How can this vulnerability be detected on my network or system? Can you suggest some commands?

This vulnerability can be detected by monitoring for crafted CAN frames on the J1939 bus that cause abnormal behavior or denial of service in the Open-SAE-J1939 library. Detection involves inspecting CAN traffic for malformed or suspicious frames that trigger buffer overflow conditions.
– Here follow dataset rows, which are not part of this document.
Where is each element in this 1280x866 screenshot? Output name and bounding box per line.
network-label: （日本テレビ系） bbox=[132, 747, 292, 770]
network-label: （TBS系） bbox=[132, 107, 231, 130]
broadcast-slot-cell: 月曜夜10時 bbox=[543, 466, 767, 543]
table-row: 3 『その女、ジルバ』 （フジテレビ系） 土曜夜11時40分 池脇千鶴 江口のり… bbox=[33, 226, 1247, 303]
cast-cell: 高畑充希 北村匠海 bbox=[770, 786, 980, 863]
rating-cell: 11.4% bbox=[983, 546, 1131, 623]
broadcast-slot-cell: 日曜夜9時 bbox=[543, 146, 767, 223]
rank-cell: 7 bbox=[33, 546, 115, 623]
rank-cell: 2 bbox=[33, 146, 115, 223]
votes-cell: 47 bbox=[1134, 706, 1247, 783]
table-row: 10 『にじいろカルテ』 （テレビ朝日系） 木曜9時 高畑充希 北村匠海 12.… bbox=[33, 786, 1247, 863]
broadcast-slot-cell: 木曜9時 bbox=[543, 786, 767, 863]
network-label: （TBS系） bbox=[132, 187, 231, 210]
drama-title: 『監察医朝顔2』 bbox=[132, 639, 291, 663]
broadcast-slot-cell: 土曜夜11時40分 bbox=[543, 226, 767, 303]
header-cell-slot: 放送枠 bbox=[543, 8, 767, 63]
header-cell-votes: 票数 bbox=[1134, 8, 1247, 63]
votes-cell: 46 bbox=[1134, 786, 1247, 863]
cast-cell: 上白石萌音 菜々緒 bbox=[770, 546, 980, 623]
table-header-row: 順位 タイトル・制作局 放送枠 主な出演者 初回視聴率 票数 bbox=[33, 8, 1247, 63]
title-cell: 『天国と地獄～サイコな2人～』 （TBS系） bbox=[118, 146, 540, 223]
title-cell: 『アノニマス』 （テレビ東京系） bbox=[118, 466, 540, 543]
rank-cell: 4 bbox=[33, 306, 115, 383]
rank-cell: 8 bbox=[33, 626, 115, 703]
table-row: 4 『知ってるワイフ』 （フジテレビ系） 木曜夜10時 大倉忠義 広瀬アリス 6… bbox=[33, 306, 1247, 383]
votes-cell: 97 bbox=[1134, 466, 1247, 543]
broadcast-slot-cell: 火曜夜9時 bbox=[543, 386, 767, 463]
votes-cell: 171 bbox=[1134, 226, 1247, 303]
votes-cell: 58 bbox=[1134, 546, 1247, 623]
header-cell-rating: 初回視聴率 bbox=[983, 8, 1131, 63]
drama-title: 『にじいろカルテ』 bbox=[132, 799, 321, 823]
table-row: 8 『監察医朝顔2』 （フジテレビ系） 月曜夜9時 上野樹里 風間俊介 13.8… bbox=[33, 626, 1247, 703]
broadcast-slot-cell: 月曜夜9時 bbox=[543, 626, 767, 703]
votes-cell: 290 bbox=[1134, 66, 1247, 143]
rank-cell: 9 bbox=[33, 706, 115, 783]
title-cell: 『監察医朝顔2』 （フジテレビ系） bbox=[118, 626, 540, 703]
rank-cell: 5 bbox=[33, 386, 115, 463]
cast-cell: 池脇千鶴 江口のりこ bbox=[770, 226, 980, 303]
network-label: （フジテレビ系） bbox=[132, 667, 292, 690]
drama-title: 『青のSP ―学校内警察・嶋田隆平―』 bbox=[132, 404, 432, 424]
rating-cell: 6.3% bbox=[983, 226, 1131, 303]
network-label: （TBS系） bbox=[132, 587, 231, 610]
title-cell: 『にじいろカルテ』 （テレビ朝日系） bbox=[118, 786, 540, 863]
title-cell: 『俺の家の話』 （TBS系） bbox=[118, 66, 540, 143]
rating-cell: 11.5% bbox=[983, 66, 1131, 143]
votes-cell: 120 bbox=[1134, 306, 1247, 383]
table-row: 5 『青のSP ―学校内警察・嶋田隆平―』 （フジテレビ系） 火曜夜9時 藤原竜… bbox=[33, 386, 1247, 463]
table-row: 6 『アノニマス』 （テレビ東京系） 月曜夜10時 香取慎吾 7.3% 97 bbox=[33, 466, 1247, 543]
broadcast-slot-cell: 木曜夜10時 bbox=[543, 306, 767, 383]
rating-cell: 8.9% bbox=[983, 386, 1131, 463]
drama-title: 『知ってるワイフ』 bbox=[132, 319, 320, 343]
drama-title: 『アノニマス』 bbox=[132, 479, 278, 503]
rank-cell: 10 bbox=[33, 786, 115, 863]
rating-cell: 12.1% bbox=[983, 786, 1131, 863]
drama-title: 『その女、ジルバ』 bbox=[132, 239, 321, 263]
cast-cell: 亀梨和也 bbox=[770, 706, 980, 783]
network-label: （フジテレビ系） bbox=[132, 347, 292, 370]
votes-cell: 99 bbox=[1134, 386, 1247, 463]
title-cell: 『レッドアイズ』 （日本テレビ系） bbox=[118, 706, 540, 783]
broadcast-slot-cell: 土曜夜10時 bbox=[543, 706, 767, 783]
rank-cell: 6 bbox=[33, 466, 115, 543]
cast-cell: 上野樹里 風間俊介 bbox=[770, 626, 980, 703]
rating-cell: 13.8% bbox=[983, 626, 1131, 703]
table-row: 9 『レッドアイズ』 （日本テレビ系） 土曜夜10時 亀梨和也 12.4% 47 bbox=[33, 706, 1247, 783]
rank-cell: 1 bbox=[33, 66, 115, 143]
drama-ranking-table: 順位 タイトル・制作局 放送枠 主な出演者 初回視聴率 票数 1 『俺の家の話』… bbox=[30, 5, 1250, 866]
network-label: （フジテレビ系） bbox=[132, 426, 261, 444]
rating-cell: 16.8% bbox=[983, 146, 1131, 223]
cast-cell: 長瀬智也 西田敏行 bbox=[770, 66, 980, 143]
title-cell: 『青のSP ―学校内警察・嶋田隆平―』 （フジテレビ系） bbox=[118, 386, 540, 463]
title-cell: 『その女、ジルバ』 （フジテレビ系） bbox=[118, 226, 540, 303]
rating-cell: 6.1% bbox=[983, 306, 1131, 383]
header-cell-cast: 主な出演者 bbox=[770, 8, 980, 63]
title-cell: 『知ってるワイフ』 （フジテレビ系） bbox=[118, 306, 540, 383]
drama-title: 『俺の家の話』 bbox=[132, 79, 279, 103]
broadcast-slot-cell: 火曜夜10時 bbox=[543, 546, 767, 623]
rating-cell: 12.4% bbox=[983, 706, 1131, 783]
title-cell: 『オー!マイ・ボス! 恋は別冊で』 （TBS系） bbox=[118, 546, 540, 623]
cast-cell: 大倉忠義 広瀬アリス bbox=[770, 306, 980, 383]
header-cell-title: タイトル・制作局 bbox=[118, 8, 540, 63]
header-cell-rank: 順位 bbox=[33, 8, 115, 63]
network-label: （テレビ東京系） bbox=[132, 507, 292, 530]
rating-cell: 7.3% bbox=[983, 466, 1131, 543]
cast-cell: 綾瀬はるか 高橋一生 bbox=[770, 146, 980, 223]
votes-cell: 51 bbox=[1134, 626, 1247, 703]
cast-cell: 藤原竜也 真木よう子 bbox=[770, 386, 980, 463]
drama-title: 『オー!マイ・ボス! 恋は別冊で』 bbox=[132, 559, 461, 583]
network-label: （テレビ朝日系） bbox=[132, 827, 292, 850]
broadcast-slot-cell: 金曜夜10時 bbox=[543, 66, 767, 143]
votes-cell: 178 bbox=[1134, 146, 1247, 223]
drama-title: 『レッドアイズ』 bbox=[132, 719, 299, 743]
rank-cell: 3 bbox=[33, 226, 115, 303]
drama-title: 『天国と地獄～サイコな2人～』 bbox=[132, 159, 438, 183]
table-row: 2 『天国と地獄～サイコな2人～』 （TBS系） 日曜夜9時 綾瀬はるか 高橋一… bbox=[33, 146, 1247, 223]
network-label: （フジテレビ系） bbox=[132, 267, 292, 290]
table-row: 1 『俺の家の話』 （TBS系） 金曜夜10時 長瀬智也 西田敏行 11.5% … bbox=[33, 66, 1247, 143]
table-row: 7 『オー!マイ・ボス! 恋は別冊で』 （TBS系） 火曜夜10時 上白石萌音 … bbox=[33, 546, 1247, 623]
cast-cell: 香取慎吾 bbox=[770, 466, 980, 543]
Specific commands are not provided in the available resources, but generally, you can use CAN bus monitoring tools such as candump or can-utils to capture and analyze CAN frames. For example, running 'candump can0' on a Linux system with CAN interface can help capture CAN frames for manual inspection.

Additionally, you may implement custom scripts or tools to parse captured CAN frames and check for abnormal frame sizes or unexpected data patterns that could indicate exploitation attempts.


What immediate steps should I take to mitigate this vulnerability?

Immediate mitigation steps include filtering or blocking malformed CAN frames on the J1939 bus to prevent crafted frames from reaching vulnerable Open-SAE-J1939 components.

Applying patches or updates to the Open-SAE-J1939 library that fix the buffer overflow vulnerability is critical once they become available.

In the meantime, restricting access to the CAN bus to trusted devices and monitoring for unusual CAN traffic patterns can reduce the risk of exploitation.